After flopping down two giant bags of our stinking passage laundry on the concrete floor of a ground level warehouse we wandered around and started to get our bearings a little bit. Vibrant colors, a bustling market, and busy looking people. There seems to be much more activity here than what we have seen in our Pacific stops so far. This dusty little town is actually Fiji’s second largest city; I guess it’s just masquerading as a town. There’s a prominent Indo-Fijian community here. It would be hard not to notice the big white Mosque broadcasting Muslim prayers, vibrantly colored saris, and various miniaturized Hindu characters like Ganesh and Krishna for sale in shop windows. In the spirit of tolerance and understanding it seemed appropriate to keep multi denominational bellies.
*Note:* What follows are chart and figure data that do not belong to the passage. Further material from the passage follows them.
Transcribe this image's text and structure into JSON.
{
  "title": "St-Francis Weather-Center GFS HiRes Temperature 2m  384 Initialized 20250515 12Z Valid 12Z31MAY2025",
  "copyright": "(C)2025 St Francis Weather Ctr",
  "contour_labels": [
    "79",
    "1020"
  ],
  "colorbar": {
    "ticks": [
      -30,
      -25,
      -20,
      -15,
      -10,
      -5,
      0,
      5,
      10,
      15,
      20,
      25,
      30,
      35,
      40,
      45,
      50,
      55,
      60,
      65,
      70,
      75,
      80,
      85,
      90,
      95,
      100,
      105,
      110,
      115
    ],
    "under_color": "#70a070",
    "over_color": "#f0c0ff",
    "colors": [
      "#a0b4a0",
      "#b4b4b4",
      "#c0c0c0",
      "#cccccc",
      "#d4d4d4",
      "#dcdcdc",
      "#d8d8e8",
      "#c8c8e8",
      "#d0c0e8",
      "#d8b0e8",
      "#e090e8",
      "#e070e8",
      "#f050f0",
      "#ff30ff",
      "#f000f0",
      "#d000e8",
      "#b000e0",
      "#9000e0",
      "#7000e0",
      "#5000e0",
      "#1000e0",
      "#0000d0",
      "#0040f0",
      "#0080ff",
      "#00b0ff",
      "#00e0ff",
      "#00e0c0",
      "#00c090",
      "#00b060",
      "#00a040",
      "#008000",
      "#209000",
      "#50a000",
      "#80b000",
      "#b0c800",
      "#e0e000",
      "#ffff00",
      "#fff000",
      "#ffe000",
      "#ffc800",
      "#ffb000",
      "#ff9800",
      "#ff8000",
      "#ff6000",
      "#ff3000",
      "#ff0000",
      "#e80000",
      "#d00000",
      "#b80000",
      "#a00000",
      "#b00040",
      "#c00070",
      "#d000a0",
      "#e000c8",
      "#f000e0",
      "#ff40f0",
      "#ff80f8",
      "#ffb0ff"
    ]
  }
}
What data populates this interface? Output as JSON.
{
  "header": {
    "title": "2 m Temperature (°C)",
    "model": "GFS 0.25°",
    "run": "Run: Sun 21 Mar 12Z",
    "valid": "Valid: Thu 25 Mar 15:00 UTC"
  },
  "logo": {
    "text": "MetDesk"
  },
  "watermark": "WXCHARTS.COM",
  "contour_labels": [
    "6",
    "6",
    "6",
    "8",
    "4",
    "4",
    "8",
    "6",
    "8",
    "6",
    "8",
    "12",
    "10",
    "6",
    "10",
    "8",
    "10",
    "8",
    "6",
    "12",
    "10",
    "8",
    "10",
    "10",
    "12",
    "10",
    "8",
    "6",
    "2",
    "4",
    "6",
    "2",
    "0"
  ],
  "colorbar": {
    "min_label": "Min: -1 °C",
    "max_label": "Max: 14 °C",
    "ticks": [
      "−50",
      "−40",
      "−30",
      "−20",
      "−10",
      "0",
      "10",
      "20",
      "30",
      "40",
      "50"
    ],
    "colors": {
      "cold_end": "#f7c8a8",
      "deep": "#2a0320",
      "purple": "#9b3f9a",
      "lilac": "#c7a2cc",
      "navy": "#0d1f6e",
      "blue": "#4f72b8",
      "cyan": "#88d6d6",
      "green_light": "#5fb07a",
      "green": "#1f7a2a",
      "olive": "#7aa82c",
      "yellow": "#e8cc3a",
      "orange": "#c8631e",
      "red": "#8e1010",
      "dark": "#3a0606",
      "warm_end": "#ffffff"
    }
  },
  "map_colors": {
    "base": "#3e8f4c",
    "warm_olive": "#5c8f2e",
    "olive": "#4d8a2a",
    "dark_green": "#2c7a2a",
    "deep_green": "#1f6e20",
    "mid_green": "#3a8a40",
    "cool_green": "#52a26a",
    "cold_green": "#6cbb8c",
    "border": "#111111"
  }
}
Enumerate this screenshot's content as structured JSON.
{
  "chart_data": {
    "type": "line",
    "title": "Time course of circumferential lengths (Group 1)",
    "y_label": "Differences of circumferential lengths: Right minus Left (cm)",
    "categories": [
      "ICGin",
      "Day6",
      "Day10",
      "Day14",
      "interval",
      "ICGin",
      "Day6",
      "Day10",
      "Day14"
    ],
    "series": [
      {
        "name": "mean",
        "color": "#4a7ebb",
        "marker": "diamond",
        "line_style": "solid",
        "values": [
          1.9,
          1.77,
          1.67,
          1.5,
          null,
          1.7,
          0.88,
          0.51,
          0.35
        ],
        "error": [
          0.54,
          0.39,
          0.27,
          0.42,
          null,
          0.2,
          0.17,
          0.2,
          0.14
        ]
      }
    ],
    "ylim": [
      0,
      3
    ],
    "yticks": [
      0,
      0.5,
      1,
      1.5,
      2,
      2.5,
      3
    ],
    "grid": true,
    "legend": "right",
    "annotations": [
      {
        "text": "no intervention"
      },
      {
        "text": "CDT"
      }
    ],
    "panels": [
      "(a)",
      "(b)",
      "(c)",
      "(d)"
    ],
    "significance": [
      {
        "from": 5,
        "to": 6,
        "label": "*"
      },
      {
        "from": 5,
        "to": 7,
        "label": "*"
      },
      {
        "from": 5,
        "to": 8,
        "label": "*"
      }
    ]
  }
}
We ate curried goat, fried chicken and had a vegetarian pizza (at least we think it was spam).

 

Lautoka is also one of those places where feeding your family carries more meaning than observing a bunch of copyright laws. You could buy 5 of the latest Hollywood films on DVD  and pick up a pair of ‘Oakey’ sunglasses all for less than 10 Fijian dollars, and that’s without negotiating. Even the Governator isn’t safe here, his image used to hawk Jumbo Sunny rotating TV antennas. Things are generally pretty cheap to begin with even before you factor in the favorable exchange rate (1 CAD dollar = 2 FJ dollars at the moment). Cab fare seems to be between 2 and 4 dollars. You can get a heap of pineapples for 2 dollars, and a pack of fish heads for 5 dollars. Jaime cleaned up at the market. She came back with bags and bags of fresh veggies and fruit for 17 dollars. Just stay away from the Kellogs cereal. Jaime and I saw a movie at the cinema (it was air conditioned) for less than half the price of a box of Nutri-Grain.